Let [l, r] be one of these components

Clearly, we made at least r - l horizontal swaps for this component to appear. Note, however, that we can “fix” the component with at most r - l + 1 vertical operations alone. More specifically, we can fix it in x vertical operation, where x is the number of positions where A_{1, i} and A_{2, i} are out of order. So, if x \le r - l, we can just make the vertical fixes instead of horizontal ones. Otherwise, assume that x = r - l + 1, so all positions in this component are out of order. To do better than this, our only choice is to do exactly r - l swaps, and all of them will be horizontal, to produce this component.

So now, we need to be able to determine for a segment [l, r], in which all positions are out of order, if we can “fix” it by doing r - l horizontal operations, between (i, i+1) for each l \le i < r. How to do this?

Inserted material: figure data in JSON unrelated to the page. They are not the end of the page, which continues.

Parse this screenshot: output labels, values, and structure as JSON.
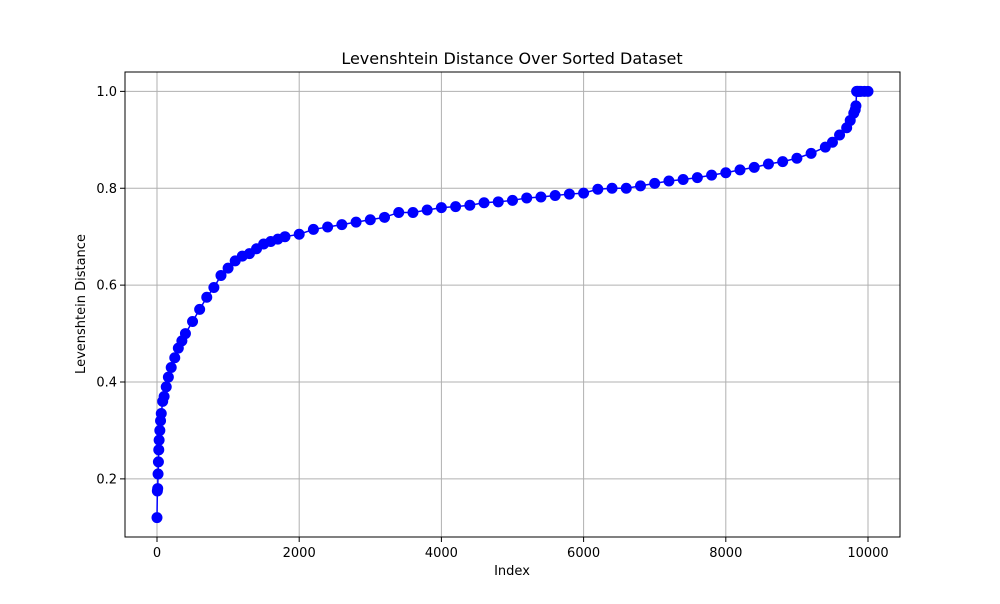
{
  "chart_data": {
    "type": "scatter",
    "title": "Levenshtein Distance Over Sorted Dataset",
    "xlabel": "Index",
    "ylabel": "Levenshtein Distance",
    "xlim": [
      -450,
      10450
    ],
    "ylim": [
      0.08,
      1.04
    ],
    "xticks": [
      0,
      2000,
      4000,
      6000,
      8000,
      10000
    ],
    "yticks": [
      0.2,
      0.4,
      0.6,
      0.8,
      1.0
    ],
    "ytick_labels": [
      "0.2",
      "0.4",
      "0.6",
      "0.8",
      "1.0"
    ],
    "grid": true,
    "legend": "none",
    "series": [
      {
        "color": "#0000ff",
        "marker": "circle",
        "connected": true,
        "x": [
          0,
          5,
          10,
          15,
          20,
          25,
          30,
          40,
          50,
          60,
          80,
          100,
          130,
          160,
          200,
          250,
          300,
          350,
          400,
          500,
          600,
          700,
          800,
          900,
          1000,
          1100,
          1200,
          1300,
          1400,
          1500,
          1600,
          1700,
          1800,
          2000,
          2200,
          2400,
          2600,
          2800,
          3000,
          3200,
          3400,
          3600,
          3800,
          4000,
          4200,
          4400,
          4600,
          4800,
          5000,
          5200,
          5400,
          5600,
          5800,
          6000,
          6200,
          6400,
          6600,
          6800,
          7000,
          7200,
          7400,
          7600,
          7800,
          8000,
          8200,
          8400,
          8600,
          8800,
          9000,
          9200,
          9400,
          9500,
          9600,
          9700,
          9750,
          9800,
          9820,
          9830,
          9840,
          9850,
          9860,
          9880,
          9900,
          9950,
          10000
        ],
        "y": [
          0.12,
          0.175,
          0.18,
          0.21,
          0.235,
          0.26,
          0.28,
          0.3,
          0.32,
          0.335,
          0.36,
          0.37,
          0.39,
          0.41,
          0.43,
          0.45,
          0.47,
          0.485,
          0.5,
          0.525,
          0.55,
          0.575,
          0.595,
          0.62,
          0.635,
          0.65,
          0.66,
          0.665,
          0.675,
          0.685,
          0.69,
          0.695,
          0.7,
          0.705,
          0.715,
          0.72,
          0.725,
          0.73,
          0.735,
          0.74,
          0.75,
          0.75,
          0.755,
          0.76,
          0.762,
          0.765,
          0.77,
          0.772,
          0.775,
          0.78,
          0.782,
          0.785,
          0.788,
          0.79,
          0.798,
          0.8,
          0.8,
          0.805,
          0.81,
          0.815,
          0.818,
          0.822,
          0.827,
          0.832,
          0.838,
          0.843,
          0.85,
          0.855,
          0.862,
          0.872,
          0.885,
          0.895,
          0.91,
          0.925,
          0.94,
          0.955,
          0.962,
          0.97,
          1.0,
          1.0,
          1.0,
          1.0,
          1.0,
          1.0,
          1.0
        ]
      }
    ]
  }
}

We can do this with O(n^5) dp, where the state is (l, r, the current state of the leftmost column, the current state of the rightmost column) (note that there are O(n) of each state, as at most one cell will be touched. For such a state, we will keep YES or NO: can we fix it in r-l operations. Transitions are clear: we will try each l \le i < r, and each row (first or second) for a swap, and see if it’s possible to transform the left and the right sides separately.

After we calculated this dp, we found for each segment [l, r], if it’s possible to fix it with r - l horizontal operations when initially all the positions in it are out of order, let’s call segments which we can fix this way good. Then, we are able to find the general answer for each consecutive segment of positions out of order: just find the maximum number of good segments we can split them into.

End the solution by counting the contribution of each segment: for each segment [l, r], count the number of strings in which it will have all positions out of order, and positions to the left and to the right will be absent or in order. Multiply by the answer for this segment. The sum of these values over all the segments is the answer we need.